Tiny flow cytometry chip could yield faster, cheaper diagnosis of leukemia, HIV

A flow cytometry chip that can produce 3D focusing of a stream of cells developed by researchers at Penn State University (University Park, PA) may make rapid screening of cells for HIV or leukemia possible. HIV diagnosis is based on counting CD4 cells, and 90% of diagnoses are done using flow cytometry, says Tony Jun Huang, associate professor of engineering science and mechanics at Penn State.

Huang and his colleagues designed a mass-producible device that can focus particles or cells in a single stream and performs three different optical assessments for each cell. They believe the device represents a major step toward low-cost flow cytometry chips for clinical diagnosis in hospitals, clinics, and in the field, as current devices are expensive (~$100,000), bulky, complex, and require highly trained personnel, limiting the technique's utility. Recognizing these limitations, the team is aiming to develop a device that costs about $1,000, says Huang.

An assembled flow cytometry chip with size comparable to a U.S. quarter
An assembled flow cytometry chip with size comparable to a U.S. quarter. (Image courtesy of Tony Huang)

Flow cytometry uses a tightly focused laser light to illuminate focused cells and produce three optical signals from each cell. These signals are fluorescence from antibodies bound to cells, which reveals the biochemical characteristics of cells; forward scattering, which provides the cell size and its refractive index; and side scattering, which provides cellular granularity.
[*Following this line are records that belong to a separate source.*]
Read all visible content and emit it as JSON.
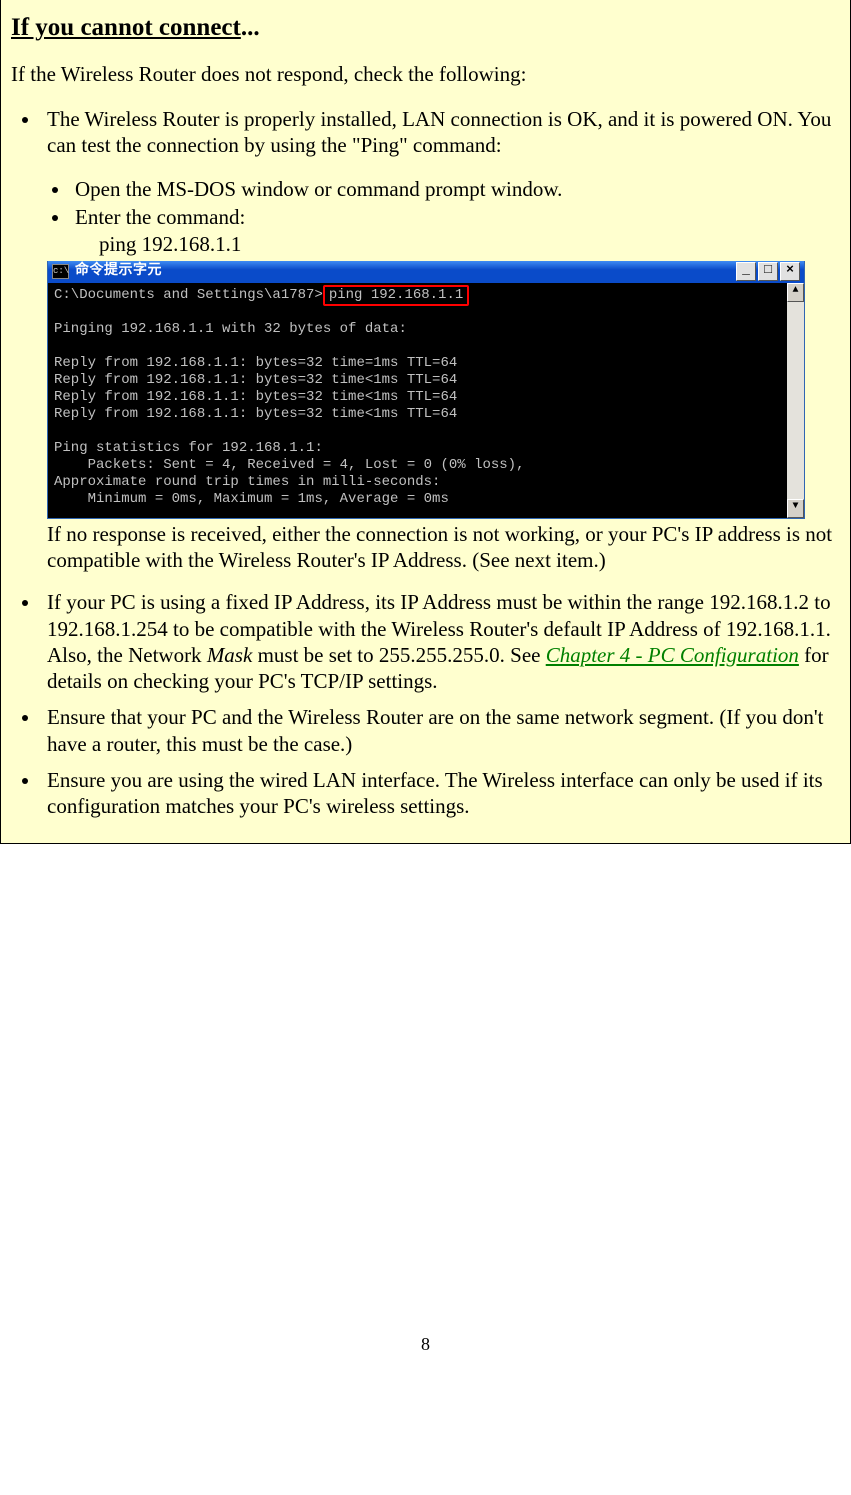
{
  "heading": {
    "underlined": "If you cannot connect",
    "suffix": "..."
  },
  "intro": "If the Wireless  Router does not respond, check the following:",
  "bullets": {
    "b1": "The Wireless  Router is properly installed, LAN connection is OK, and it is powered ON. You can test the connection by using the \"Ping\" command:",
    "sub1": "Open the MS-DOS window or command prompt window.",
    "sub2": "Enter the command:",
    "cmd": "ping 192.168.1.1",
    "after_shot": "If no response is received, either the connection is not working, or your PC's IP address is not compatible with the Wireless  Router's IP Address. (See next item.)",
    "b2_pre": "If your PC is using a fixed IP Address, its IP Address must be within the range 192.168.1.2 to 192.168.1.254 to be compatible with the Wireless  Router's default IP Address of 192.168.1.1. Also, the Network ",
    "b2_mask": "Mask",
    "b2_mid": " must be set to 255.255.255.0. See ",
    "b2_link": "Chapter 4 - PC Configuration",
    "b2_post": " for details on checking your PC's TCP/IP settings.",
    "b3": "Ensure that your PC and the Wireless  Router are on the same network segment. (If you don't have a router, this must be the case.)",
    "b4": "Ensure you are using the wired LAN interface. The Wireless interface can only be used if its configuration matches your PC's wireless settings."
  },
  "terminal": {
    "title": "命令提示字元",
    "icon_text": "c:\\",
    "btn_min": "_",
    "btn_max": "□",
    "btn_close": "×",
    "sb_up": "▲",
    "sb_down": "▼",
    "prompt": "C:\\Documents and Settings\\a1787>",
    "hl_cmd": "ping 192.168.1.1",
    "line_blank": "",
    "line1": "Pinging 192.168.1.1 with 32 bytes of data:",
    "reply1": "Reply from 192.168.1.1: bytes=32 time=1ms TTL=64",
    "reply2": "Reply from 192.168.1.1: bytes=32 time<1ms TTL=64",
    "reply3": "Reply from 192.168.1.1: bytes=32 time<1ms TTL=64",
    "reply4": "Reply from 192.168.1.1: bytes=32 time<1ms TTL=64",
    "stats_hdr": "Ping statistics for 192.168.1.1:",
    "stats1": "    Packets: Sent = 4, Received = 4, Lost = 0 (0% loss),",
    "stats2": "Approximate round trip times in milli-seconds:",
    "stats3": "    Minimum = 0ms, Maximum = 1ms, Average = 0ms"
  },
  "page_number": "8"
}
Processing these signals allows diagnosticians to identify individual cells in a mixed cell population, identify fluorescent markers and count cells, and other analysis to diagnose and track the progression of HIV, cancer, and other diseases.
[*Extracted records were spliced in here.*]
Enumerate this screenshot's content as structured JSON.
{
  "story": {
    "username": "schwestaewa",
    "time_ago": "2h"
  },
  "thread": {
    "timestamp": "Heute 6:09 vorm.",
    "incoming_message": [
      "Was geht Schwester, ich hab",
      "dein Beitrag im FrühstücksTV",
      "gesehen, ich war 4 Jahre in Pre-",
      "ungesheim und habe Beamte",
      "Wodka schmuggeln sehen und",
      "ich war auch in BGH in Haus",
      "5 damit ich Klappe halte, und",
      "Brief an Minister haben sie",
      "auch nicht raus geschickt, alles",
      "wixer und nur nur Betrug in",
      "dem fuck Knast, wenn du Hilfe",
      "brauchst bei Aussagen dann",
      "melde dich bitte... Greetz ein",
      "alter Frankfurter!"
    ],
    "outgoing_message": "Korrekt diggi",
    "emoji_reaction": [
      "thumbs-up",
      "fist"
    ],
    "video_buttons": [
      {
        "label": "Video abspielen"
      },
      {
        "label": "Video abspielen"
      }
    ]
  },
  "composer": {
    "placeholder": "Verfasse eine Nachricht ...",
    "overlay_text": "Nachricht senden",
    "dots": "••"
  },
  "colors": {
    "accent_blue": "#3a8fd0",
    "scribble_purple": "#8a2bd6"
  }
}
Huang and his team used a proprietary technology named microfluidic drifting to create a focused stream of particles. Using a curved microchannel, the researchers took advantage of the same forces that try to move passengers in a car to the outside of a curve when driving. The microfluidic chip's channel begins as a main channel that contains the flow of carrier liquid and a second channel that comes in perpendicularly that carries the particles or cells. Immediately after these two channels join, the channel curves 90°, which moves all the cells into a horizontal line. After the curve, liquid comes into the channel on both sides, forcing the horizontal line of cells into single file. The cells then pass through a microlaser beam.

An advantage of this microfluidic flow cytometry chip is that it can be mass-produced by molding and standard lithographic processes. The fibers for the optical-fiber delivered laser beams and optical signals already exist.

"The optical fibers are automatically aligned once inserted into the chip, therefore requiring no bulky lenses and mirrors for optical alignment," says Huang. "Our machine is small enough it can be operated by battery, which makes it usable in Africa and other remote locations."

The researchers tested the device using commercially available, cell-sized fluorescent beads. They are now testing the device with actual cells.

The National Institutes of Health, the National Science Foundation, the U.S. Department of Agriculture and the Penn State Center for Nanoscale Science supported this work. The researchers used the Penn State node of the NSF National Nanotechnology Infrastructure Network for this work. The fluidic drifting portion of this project is patented and the researchers filed four provisional patents on other portions of the project.